Trequant Launches a Wearable, Watch-like Device to Monitor Tremors
Trequant, Inc., a wearable device startup, is launching a Kickstarter campaign to raise money to market and further develop its tremor quantifying device. The Trequant wearable is designed to appear and feel like a normal analog watch, but contains advanced sensors that monitor the extremity tremors common to movement disorders like Parkinson’s disease (PD), dystonia, essential tremors, and other neurological conditions.
The Trequant wearable was under development by Fawad Ejaz Bhatti for the past two years. Bhatti describes it as a "Fitbit for tremor patients" that tracks and analyzes tremor patterns, and is capable of not only quickly diagnosing the tremor type, but also alerting the wearer of a medication timetable.
Trequant's tremor quantifying device provides users with tools for self-assessment and enables physicians to monitor reports.
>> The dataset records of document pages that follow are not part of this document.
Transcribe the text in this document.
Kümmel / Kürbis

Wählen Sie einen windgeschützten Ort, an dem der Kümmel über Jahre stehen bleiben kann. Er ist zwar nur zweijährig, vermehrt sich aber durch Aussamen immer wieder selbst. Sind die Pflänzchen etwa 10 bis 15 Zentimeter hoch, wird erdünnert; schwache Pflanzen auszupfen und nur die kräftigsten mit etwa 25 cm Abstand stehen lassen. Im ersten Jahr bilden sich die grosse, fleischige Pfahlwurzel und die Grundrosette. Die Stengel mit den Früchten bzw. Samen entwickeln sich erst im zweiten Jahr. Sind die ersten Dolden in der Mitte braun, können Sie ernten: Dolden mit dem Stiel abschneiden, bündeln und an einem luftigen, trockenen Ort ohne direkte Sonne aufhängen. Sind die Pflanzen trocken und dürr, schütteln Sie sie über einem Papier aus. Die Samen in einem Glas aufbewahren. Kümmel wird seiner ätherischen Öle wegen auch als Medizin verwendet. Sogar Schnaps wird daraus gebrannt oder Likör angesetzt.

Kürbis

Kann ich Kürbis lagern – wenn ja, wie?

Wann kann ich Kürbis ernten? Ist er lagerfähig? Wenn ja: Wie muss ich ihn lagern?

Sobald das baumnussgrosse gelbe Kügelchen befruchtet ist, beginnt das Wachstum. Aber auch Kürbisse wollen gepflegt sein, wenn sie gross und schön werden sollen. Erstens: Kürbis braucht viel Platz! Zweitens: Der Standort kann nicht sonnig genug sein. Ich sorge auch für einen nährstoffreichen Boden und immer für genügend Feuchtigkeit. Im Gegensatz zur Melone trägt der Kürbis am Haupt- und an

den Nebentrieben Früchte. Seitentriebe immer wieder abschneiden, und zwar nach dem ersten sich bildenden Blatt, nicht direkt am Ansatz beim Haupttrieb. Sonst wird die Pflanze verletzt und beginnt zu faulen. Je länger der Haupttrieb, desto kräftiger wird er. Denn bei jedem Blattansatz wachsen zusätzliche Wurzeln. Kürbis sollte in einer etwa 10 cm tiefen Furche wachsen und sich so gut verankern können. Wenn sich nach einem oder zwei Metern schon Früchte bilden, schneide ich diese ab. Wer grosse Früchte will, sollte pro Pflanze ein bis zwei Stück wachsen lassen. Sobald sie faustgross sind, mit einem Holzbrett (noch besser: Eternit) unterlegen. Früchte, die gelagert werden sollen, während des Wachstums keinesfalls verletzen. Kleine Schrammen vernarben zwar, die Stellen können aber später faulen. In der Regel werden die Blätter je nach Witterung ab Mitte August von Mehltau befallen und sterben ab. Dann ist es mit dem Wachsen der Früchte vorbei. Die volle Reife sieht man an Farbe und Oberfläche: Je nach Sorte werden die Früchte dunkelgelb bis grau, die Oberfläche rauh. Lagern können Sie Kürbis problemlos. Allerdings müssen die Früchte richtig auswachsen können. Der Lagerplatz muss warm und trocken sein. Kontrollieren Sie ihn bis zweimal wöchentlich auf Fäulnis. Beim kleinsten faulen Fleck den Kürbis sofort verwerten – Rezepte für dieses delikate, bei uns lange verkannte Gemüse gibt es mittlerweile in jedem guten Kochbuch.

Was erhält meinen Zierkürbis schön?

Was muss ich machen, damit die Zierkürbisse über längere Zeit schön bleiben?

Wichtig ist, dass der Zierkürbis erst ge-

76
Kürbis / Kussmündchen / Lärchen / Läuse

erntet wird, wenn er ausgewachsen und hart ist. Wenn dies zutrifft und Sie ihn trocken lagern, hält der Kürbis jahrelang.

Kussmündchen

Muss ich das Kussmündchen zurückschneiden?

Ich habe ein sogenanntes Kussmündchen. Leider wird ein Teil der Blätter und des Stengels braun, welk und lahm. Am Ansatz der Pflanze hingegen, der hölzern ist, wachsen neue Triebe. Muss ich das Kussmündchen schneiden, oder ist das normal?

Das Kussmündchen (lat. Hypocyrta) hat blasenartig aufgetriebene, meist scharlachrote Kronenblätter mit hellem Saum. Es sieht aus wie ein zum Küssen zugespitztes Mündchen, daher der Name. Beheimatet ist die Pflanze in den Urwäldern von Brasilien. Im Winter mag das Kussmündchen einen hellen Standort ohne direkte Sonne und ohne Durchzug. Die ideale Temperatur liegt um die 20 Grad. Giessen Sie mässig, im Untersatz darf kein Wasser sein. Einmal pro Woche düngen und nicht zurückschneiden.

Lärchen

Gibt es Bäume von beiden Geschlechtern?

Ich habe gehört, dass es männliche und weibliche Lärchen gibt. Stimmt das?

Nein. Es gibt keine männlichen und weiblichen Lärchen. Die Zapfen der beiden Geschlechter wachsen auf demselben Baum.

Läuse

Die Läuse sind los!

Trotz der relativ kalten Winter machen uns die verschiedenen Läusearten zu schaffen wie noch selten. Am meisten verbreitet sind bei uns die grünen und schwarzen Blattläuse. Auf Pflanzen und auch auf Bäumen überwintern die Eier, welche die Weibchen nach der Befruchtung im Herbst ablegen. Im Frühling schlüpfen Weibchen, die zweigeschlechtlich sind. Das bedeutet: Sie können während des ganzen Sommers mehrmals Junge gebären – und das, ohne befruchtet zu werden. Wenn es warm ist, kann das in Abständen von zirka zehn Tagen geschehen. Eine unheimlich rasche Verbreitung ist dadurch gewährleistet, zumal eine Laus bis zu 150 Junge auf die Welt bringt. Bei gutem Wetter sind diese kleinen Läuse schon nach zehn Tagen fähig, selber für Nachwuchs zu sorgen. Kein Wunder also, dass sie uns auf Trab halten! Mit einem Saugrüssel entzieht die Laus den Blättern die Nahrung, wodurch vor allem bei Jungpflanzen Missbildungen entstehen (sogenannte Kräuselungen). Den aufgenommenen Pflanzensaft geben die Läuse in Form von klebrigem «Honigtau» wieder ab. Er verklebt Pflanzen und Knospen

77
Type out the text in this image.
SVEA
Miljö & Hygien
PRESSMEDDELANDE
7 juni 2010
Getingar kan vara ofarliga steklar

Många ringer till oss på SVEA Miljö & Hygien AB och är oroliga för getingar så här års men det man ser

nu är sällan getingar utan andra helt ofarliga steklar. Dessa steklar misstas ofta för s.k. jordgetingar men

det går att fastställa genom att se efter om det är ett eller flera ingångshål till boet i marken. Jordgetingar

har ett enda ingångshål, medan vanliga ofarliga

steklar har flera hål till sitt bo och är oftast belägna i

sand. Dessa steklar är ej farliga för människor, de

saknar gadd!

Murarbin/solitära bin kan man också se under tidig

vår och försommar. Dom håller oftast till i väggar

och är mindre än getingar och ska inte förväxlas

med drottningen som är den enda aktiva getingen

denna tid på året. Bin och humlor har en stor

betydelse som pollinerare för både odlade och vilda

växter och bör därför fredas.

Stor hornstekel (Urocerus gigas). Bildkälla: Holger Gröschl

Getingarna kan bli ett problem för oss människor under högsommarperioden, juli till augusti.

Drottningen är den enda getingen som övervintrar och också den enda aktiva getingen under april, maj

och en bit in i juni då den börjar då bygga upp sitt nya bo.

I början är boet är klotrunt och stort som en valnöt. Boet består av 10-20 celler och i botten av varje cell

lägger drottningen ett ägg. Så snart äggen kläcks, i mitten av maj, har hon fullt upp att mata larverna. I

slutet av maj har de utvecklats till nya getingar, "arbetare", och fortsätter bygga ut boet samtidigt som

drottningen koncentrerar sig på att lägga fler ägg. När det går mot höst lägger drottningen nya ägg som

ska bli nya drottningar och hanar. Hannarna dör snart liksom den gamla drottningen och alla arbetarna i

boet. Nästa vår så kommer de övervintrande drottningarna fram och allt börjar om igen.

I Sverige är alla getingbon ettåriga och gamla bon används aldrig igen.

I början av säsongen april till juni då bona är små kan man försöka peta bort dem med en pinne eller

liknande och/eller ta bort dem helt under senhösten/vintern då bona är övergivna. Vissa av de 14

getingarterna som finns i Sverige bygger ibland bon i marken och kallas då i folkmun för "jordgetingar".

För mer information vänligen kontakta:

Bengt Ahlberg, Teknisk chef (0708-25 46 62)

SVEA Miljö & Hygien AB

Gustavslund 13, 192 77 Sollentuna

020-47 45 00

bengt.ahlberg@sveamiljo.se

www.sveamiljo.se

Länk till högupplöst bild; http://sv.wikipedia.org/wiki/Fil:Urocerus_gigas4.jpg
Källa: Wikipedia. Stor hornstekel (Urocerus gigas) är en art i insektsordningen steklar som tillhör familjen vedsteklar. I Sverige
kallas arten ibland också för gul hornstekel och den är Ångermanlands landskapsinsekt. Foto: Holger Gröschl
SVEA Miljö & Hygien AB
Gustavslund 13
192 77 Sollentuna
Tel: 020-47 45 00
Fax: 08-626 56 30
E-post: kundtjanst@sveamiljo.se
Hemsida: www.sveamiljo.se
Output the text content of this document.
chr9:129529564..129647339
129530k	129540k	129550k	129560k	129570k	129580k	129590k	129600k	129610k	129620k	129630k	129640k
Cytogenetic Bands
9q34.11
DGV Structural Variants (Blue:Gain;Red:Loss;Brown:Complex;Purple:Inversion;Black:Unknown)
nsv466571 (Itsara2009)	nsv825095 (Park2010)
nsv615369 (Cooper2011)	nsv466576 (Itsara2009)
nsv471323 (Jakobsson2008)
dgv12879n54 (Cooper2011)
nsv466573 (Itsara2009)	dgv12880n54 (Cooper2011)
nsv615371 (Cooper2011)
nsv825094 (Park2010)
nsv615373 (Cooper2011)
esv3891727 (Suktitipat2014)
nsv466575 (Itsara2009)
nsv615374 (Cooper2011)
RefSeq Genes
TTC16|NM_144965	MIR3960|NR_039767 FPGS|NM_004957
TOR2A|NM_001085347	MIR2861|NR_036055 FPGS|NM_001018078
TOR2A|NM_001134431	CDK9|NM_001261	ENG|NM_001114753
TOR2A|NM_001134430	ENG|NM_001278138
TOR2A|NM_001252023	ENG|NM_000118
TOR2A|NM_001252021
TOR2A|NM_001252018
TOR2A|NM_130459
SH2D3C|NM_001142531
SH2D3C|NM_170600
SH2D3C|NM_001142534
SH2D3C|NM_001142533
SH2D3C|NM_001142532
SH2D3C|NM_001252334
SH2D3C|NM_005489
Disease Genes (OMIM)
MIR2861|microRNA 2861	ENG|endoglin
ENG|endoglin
Device data runs through a mobile device app with an easy to read scale to check tremor amplitude. It provides quantifiable measures of tremor type and when alerting a user about medications, also provides a visual scale reading of treatment effectiveness on tremors, a convenient feature for checking progress or comparing two treatments. Data can be saved in the cloud, and easily shared with the patient’s doctor and family.
With the help of the Trequant wearable, patients will not just be able to get readings of their tremors, but will also be able to track their tremors in different scenarios, activities, and day-to-day behaviors, enabling them to better understand the effect of, say, eating broccoli, drinking wine, swimming, or even smoking on their condition.